Chronique Livre : L'ARBRE AUX FÉES de B. Michael Radburn sur Quatre Sans Quatre

Quatre Sans... Quatrième de couv...

Taylor Bridges, un ranger australien, est hanté par la disparition de sa fille Claire, huit ans. Son couple a volé en éclats et, pour cesser de ruminer son chagrin, il demande sa mutation en Tasmanie.

Dès son arrivée dans la petite bourgade de Glorys Crossing, Drew, une fillette du même âge que Claire, disparaît également. Taylor y voit une coïncidence avec son propre malheur et mène une enquête au sein d’une population pour le moins hostile.

Une initiative qui déplaît à O’Brien, le chef de la police locale. Taylor, convaincu que Drew est vivante, poursuit ses investigations et apprend que d’autres petites filles ont disparu avant elle.

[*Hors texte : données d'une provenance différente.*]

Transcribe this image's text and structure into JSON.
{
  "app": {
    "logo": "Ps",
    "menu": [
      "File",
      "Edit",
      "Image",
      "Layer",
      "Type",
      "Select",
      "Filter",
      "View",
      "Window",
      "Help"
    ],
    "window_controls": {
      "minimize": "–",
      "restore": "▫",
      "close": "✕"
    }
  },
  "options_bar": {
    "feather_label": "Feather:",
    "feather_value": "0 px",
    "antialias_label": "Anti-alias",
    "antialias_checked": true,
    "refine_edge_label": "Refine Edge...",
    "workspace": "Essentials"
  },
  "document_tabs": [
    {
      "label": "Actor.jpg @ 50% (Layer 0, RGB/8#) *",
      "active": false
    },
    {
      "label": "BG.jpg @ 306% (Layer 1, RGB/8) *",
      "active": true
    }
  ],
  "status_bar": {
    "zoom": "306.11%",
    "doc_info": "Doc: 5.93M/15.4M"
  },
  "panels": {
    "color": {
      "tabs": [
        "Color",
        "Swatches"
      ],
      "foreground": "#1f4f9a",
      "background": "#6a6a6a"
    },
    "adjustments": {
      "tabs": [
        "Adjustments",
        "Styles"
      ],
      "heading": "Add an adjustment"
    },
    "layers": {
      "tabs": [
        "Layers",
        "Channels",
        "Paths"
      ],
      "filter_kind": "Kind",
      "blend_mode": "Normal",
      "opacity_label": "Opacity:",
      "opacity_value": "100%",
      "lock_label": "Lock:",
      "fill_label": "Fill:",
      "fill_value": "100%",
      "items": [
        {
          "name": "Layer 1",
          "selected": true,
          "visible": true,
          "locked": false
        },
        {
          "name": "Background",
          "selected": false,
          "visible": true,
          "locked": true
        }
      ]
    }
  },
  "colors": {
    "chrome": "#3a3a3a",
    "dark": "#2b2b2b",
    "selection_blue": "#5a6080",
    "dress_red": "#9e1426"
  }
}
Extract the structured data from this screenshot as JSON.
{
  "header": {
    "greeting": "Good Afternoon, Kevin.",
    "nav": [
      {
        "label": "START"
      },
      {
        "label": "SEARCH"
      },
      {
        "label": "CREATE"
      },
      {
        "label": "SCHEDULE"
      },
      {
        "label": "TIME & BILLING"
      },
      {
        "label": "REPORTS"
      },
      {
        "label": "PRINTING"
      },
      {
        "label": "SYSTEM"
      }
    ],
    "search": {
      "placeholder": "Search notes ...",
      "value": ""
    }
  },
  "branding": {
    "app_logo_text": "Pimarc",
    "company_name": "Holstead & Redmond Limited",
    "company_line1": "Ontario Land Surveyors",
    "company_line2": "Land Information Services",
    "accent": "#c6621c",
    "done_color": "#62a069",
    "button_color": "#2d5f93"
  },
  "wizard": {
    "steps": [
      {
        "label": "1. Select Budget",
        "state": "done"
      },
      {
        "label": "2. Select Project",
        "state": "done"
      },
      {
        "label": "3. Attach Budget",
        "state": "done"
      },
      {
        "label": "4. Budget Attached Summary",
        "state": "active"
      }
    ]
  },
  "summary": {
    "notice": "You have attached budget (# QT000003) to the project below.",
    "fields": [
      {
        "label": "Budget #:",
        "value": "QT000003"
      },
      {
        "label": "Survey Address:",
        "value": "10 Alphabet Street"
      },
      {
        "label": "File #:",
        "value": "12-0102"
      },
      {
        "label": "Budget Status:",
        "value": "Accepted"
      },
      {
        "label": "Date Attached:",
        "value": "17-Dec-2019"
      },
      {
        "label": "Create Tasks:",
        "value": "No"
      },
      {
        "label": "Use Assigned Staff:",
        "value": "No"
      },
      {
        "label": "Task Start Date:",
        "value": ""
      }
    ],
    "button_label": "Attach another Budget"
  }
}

Avec l’aide de Grady, un inspecteur du continent envoyé sur place, Taylor découvre une île aux secrets bien gardés…


L'extrait

« Taylor s'écarta de la fenêtre. Il avait hâte que la lumière de l'aube apparaisse et que la chaleur du soleil touche son visage. Après tout, seule la promesse du jour rendait les nuits supportables. Sa cheville lui faisait mal ; il se l'était tordue en marchant dans son sommeil un peu plus tôt. Ses crises de somnambulisme devenaient de plus en plus fréquentes ; ses déambulations, de plus en plus longues, l'emmenaient de plus en plus loin et le laissaient un peu plus épuisé chaque jour.
Dans es rêves, il cherchait toujours Claire. Elle portait la même parka rouge que le jour où elle avait disparu dans la neige. Lorsqu'il fermait les yeux, Taylor revoyait sa silhouette écarlate découpée sur les collines blanches, s'éloignant de lui sans rien laisser d'autre que des traces dans la neige et la chaleur d'un baiser sur sa joue froide. L'abandonnant pour toujours.
Il avait besoin de parler.
Au lieu de ça, il pleura.
Très agité, il fit le tour du cottage en allumant outes les lampes. Il s'assit, se leva, marcha de long en large tandis que ses larmes refroidissaient sur son visage. Lorsqu'il se fut ressaisi, il retourna dans sa chambre et prit le téléphone près du lit pour composer le numéro de Maggie. Inutile d'essayer avec son portable : il n'y avait pas de réseau dans la vallée. Pour capter, il fallait monter dans les hauteurs ou s'éloigner le long de l'autoroute. Mais Taylor appréciait l'isolement que cela offrait, une façon de se protéger contre les appels malvenus. Quand le téléphone sonnait au cottage, c'était soir Parcs & Nature qui vérifiait si tout allait bien, soit l'une des rares personnes à qui il avait donner le numéro. Maggie, par exemple.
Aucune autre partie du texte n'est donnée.